Hsing-i Santi

by | Jun 21, 2011 | Internal Martial Arts, Hsing-i

At the very heart of the martial practice of Hsing-i and its Five Elements, is Santi, or the “Trinity Posture.” Santi is done holding a static standing posture, with your arms extended. In the classic schools of Hsing-i, the posture is held in Pi Chuan, which is the first of the Five Elements.

There is a common story about the best people in Hsing-i that says they were made to do Santi for between one and three years before being allowed to learn anything else. Many interpret this type of demand as a useless hazing process.

However, this process of standing is the most foundational power training in Hsing-i, and without it, the training of the Five Elements and the animal forms could easily become nothing more than movements with minimal internal power.

Aside from the martial aspects, Santi teaches how to make the mind calm and how to free it of accumulated stress. The process that Santi sets in motion for balance, health and healing is expanded and fulfilled in the Five Element practices.

Santi focuses on cultivating five critical processes:

  1. Breath
  2. Legs and waist
  3. Arms
  4. Unifying external connections within yourself
  5. Unifying internal connections within yourself

Hsing-i Santi and Breath

Santi uses a wide variety of breathing techniques. Breathing begins with regular, Taoist breath training, which emphasizes breathing from the lower belly, sides, kidneys, upper back and spine. Each level of breath practice must be stabilized before moving onto the next. Moving on to each new type of breathing requires the guidance of an experienced teacher who has been through the process, experienced its results and can recognize the nuances of how internal energy is developing in your body.

The next state in Santi involves learning the various levels of reverse breathing and spinal breathing. The final stage of the Santi breath practices include the feeling of losing all sense of physical breath, even though your breathing processes are very strong.

Hsing-i Santi and the Legs/Waist

Santi develops your ability to root your energy and create and/or strengthen balance in your legs. As the methods for dropping your chi (qi) to your lower tantien are learned, your body (regardless of shape or weight) will seem to feel heavier and heavier to someone’s touch. When the sinking of the chi and all the other grounding techniques are accomplished, your body progressively becomes exceedingly stable, whether hit from the front, side or back.

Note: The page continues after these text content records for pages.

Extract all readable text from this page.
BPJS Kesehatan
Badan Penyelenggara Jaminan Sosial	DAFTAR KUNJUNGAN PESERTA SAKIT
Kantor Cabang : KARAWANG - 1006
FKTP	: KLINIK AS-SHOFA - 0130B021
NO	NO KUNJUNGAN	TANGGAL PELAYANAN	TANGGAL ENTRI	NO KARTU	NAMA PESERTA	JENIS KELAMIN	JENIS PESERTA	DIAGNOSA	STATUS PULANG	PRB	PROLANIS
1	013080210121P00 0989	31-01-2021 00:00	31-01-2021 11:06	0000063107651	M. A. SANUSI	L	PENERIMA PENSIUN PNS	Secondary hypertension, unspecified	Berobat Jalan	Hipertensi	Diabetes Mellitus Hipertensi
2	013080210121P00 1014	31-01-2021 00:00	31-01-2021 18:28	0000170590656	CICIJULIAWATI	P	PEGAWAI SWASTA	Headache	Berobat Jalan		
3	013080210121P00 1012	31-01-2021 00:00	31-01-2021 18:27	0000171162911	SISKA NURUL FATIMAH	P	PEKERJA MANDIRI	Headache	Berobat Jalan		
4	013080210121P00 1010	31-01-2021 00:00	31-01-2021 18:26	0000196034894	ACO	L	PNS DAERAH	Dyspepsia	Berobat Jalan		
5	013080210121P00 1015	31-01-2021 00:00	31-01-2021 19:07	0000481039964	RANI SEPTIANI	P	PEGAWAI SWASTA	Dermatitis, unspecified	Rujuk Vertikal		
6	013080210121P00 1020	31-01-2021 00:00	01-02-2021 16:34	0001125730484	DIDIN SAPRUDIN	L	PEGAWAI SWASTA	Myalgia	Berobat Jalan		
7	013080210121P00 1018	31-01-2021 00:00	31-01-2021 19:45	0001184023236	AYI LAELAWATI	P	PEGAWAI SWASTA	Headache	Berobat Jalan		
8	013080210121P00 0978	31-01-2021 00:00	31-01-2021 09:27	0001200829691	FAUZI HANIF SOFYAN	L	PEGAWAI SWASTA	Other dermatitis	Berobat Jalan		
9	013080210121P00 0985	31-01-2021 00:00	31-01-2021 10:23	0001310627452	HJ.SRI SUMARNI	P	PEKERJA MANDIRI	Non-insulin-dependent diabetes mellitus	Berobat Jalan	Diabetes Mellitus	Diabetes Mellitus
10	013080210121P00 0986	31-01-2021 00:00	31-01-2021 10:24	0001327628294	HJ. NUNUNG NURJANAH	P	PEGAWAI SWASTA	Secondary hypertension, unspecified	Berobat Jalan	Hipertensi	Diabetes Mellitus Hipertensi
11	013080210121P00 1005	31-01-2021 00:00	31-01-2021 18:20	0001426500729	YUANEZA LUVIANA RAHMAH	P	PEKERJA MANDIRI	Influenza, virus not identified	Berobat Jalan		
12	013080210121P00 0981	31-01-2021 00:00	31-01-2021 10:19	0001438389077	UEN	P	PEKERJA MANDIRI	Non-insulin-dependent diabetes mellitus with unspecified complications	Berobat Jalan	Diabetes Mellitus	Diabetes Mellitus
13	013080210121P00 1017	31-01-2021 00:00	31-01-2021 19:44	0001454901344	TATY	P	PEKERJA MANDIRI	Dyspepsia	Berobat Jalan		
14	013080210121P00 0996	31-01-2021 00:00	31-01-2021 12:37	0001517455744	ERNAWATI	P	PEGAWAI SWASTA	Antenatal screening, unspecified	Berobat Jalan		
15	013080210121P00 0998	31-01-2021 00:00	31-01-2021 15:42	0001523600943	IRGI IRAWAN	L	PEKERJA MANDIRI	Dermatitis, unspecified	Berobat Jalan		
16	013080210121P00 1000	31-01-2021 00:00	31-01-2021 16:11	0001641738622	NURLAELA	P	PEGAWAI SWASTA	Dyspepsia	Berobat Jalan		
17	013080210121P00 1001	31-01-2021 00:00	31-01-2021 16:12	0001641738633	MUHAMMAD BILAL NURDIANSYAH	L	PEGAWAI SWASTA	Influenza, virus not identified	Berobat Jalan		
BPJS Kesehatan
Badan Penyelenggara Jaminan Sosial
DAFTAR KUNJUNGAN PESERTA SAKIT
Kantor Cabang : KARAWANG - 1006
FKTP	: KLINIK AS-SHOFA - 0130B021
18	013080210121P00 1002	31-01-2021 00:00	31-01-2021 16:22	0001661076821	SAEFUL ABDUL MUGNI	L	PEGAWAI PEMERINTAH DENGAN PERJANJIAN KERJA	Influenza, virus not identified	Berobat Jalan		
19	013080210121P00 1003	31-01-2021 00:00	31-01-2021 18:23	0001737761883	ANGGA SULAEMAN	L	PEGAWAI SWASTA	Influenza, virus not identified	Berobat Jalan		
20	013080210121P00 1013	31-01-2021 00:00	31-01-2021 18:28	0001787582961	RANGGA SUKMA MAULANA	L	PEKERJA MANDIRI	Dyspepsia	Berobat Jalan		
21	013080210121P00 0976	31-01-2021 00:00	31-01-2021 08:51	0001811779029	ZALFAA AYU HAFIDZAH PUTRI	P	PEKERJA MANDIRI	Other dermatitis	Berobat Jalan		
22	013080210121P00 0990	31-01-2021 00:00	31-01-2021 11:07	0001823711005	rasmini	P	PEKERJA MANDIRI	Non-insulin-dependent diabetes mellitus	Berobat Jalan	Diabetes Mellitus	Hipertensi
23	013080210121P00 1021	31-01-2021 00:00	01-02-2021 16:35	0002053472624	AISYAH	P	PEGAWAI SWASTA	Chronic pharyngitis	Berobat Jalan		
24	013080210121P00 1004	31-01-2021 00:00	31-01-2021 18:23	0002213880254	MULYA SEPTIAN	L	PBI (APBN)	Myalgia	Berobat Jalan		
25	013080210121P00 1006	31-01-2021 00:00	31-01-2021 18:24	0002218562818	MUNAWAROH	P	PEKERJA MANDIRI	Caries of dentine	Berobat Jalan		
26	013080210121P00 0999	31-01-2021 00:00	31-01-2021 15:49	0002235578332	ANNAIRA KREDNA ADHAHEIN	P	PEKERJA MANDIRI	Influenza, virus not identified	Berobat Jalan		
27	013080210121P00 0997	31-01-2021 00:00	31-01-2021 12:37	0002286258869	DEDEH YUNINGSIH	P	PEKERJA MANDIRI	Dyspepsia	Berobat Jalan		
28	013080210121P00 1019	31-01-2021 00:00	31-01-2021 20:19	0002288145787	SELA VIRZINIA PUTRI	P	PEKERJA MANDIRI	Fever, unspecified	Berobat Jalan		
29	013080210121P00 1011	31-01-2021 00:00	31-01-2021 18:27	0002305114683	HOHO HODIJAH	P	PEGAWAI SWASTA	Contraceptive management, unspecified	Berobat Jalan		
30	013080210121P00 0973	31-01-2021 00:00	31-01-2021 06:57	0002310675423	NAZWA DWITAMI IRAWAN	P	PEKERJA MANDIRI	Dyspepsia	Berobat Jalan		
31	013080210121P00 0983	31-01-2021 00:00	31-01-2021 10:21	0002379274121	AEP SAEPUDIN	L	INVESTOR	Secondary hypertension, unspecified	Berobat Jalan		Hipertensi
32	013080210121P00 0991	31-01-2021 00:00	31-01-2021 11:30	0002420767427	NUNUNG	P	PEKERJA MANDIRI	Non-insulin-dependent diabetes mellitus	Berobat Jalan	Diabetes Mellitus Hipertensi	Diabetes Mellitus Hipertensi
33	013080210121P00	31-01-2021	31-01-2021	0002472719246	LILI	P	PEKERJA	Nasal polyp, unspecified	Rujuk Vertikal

In Santi, as your leg an hip flexibility grow, you become able to raise and lower your stance effortlessly. The internal methods for developing power in the legs come next. Then, Santi techniques are learned for joining your leg, waist and spine into one inseparable whole, with no energetic gaps or physical weakness in their unified power.

Finally, in Santi, as your legs and waist are trained to turn horizontally and rotate like a smoothly oiled wheel, where the power of each amplifies the other. When the “oiling” is complete in Santi, your waist is able to turn extremely rapidly, to both the left and right, whether you are front or back-weighted.

Hsing-i Santi and the Arms

The next phase in Santi is infusing both attack-oriented and defensive power into your arms, from the shoulders to the fingertips, with the initial focus being on the elbows, forearms and hands. To train for this power, you first learn to relax your arms and lengthen all the soft tissues in your body from your spine to your arms.

Next in Santi, the chi flow from your spine to your fingertips must become continuous and without gaps. This flow must become powerful until the chi in your palms and fingertips becomes full and extremely tangible, bringing with it a strong blood flow. Then  stronger the blood flow to your fingers, the softer and more full your hand should feel.

The next stage of Santi and the arms focuses on bringing downward vertical power into the elbows. After elbow strength increases and your arms become heavy, the focus shifts to developing the ability of your hand to absorb energy back to your spine. After all the above are accomplished, the intent shifts to making the skin on your arms become extremely sensitive to the subtleties of air pressure.

Finally, in Santi and the arms, through various forms of mind intent, you learn to absorb and to project power from your hands using various internal techniques, such as openings and closings and twisting.

Hsing-i Santi and Unifying External Connections

Another major goal of santi is to connect your physical body into a unified whole. Such unification allows the movement of any small part of your arms or legs to be fully backed up by the whole of your body, thereby amplifying the power of the small parts significantly. Hsing-i focuses on the six external combinations (called liu he in Chinese). These six are the shoulder and the hip, the elbow and the knee, and the hand and the foot.

Along with the internal alignments and the six combinations, Hsing-i lifts, sinks and rounds the body in ways that are similar to bagua and tai chi.

Hsing-i Santi and Unifying Internal Connections

The next stage of Santi involves unifying your mind with the gaze of your eyes and your awareness. The object here is to fuse your physical power, chi, mind and perceptions into one unified entity. This training is done by fixing your gaze on the index or middle finger of your lead hand.

This gazing technique sensitizes the mind, making it alive and calm with a relaxed concentration, the same state that comes from doing the “tradak” candle-staring exercises in yoga. When practiced sufficiently, this technique leads to an expansion of the mind so that it can link directly to the central nervous system, allowing you to feel the chi of your body with great clarity.